Às vezes eu me engano, ainda que por pouco tempo, como Chico Buarque. "E dou risada do grande amor/ Mentira." É Samba do Grande Amor, mas podia ser também Samba dos 42. "Tinha cá pra mim" naqueles quilômetros finais da maratona de Porto Alegre, em 14 de junho, que não precisava mais fazer isso de novo. Mas como eu já tive cá pra mim o mesmo sentimento em outras duas oportunidades, o que me fazia estar ali mais uma vez, às 6h45min de um domingo? Ora, porque o tempo de sofrer por uma maratona é infinitamente menor do que o prazo que antecede uma nova.
Sempre tem alguém para explicar em uma metáfora o desafio de correr 42 quilômetros. Mas hoje eu inverto a lógica e, pela linha de chegada que eu supunha ser a última, tento explicar aquela pedra no meu peito que dura sempre o tempo de um novo trampolim.
Se existe um grande amor por aí, ainda não sei. Mas tem sempre alguém que aparece quando a gente menos espera (quem não procura acha, diz o ditado invertido).
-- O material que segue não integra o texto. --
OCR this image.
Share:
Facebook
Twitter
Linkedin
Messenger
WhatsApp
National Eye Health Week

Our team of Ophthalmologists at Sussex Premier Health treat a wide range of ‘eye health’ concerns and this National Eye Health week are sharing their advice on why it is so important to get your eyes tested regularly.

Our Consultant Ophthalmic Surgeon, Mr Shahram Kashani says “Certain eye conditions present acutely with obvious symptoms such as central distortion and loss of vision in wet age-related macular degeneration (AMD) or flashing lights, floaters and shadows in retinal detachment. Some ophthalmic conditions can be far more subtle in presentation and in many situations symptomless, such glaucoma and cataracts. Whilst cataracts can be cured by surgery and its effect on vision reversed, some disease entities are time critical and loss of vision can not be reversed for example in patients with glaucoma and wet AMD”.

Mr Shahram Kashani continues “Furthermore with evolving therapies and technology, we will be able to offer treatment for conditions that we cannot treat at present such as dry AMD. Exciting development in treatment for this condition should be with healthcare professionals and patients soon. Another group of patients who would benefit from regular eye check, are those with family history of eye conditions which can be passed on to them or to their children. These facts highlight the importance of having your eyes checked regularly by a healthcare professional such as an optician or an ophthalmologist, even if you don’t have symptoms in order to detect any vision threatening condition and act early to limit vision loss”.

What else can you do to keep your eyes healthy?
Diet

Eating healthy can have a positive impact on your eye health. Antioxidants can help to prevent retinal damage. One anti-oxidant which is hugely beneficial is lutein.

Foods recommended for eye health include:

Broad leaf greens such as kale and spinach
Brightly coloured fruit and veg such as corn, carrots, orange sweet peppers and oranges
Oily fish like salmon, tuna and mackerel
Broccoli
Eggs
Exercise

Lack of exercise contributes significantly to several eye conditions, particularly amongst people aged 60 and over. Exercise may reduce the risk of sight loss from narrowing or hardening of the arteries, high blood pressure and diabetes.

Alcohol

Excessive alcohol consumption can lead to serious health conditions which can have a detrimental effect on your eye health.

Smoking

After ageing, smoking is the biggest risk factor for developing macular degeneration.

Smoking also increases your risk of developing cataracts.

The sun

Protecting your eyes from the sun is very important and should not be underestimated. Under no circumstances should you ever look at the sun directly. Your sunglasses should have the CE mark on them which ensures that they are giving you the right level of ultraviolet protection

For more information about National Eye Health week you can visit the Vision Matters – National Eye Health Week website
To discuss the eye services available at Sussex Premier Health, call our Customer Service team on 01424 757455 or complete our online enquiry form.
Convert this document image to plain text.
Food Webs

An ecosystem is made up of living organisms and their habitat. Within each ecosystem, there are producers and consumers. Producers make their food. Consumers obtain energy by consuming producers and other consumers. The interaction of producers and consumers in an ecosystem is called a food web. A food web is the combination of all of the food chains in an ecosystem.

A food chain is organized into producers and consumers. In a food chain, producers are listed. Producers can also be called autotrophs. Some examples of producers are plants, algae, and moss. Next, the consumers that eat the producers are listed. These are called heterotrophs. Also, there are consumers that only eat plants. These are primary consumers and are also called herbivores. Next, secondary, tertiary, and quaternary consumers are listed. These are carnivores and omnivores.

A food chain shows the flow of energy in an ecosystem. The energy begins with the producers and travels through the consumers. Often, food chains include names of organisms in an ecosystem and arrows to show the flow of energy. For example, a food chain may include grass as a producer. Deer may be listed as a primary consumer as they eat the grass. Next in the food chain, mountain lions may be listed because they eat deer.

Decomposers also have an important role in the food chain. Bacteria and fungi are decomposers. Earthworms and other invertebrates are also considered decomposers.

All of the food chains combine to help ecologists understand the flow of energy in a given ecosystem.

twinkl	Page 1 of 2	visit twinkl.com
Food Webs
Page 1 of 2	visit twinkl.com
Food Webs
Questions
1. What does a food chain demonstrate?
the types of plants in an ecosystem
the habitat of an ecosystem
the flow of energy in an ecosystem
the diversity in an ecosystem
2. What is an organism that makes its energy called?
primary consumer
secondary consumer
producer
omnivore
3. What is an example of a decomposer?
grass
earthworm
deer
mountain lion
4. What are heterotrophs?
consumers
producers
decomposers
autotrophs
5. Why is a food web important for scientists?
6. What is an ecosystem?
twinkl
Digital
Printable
E vem como uma dose de euforia - a endorfina do quilômetro 21 -, aquele alívio de se chegar inteiro ao quilômetro 30 e os trejeitos que decoramos, como o percurso que cabe na cidade, mas quase não cabe na gente.
Mas nem toda essa cumplicidade dura os instantes que a gente gostaria de multiplicar. De um supetão, pode ser como lucidez não desejada - a resposta de que, no fundo, se quer ser até o fim um amador. Tal qual como ali no quilômetro 35, quando percebemos que o cálculo do ritmo não saiu como desejávamos, e a gente desacelera para não desistir.
Os cinco quilômetros finais somam mais do que os 37 primeiros. Na maratona, a exatidão é triunfo apenas do pelotão de elite. Às vezes falta fôlego, outras, força nas pernas. No quilômetro 39, é como ter feito promessa até pra Oxumaré, de subir a pé o Redentor. Se pensa no que dói, dói no que se pensa.
Para o quase amor terminar, pode ser que falte pouco. Mas a tentativa é livre até o fim, assim como a de não caminhar três quilômetros até a linha de chegada. Passa o choque, passa o pórtico. No cronômetro, marca o tempo em que questionamos se vale a pena se expor de novo. Ainda bem que essa dúvida dura pouco, e se bota a mão no fogo, então, com coração de fiador.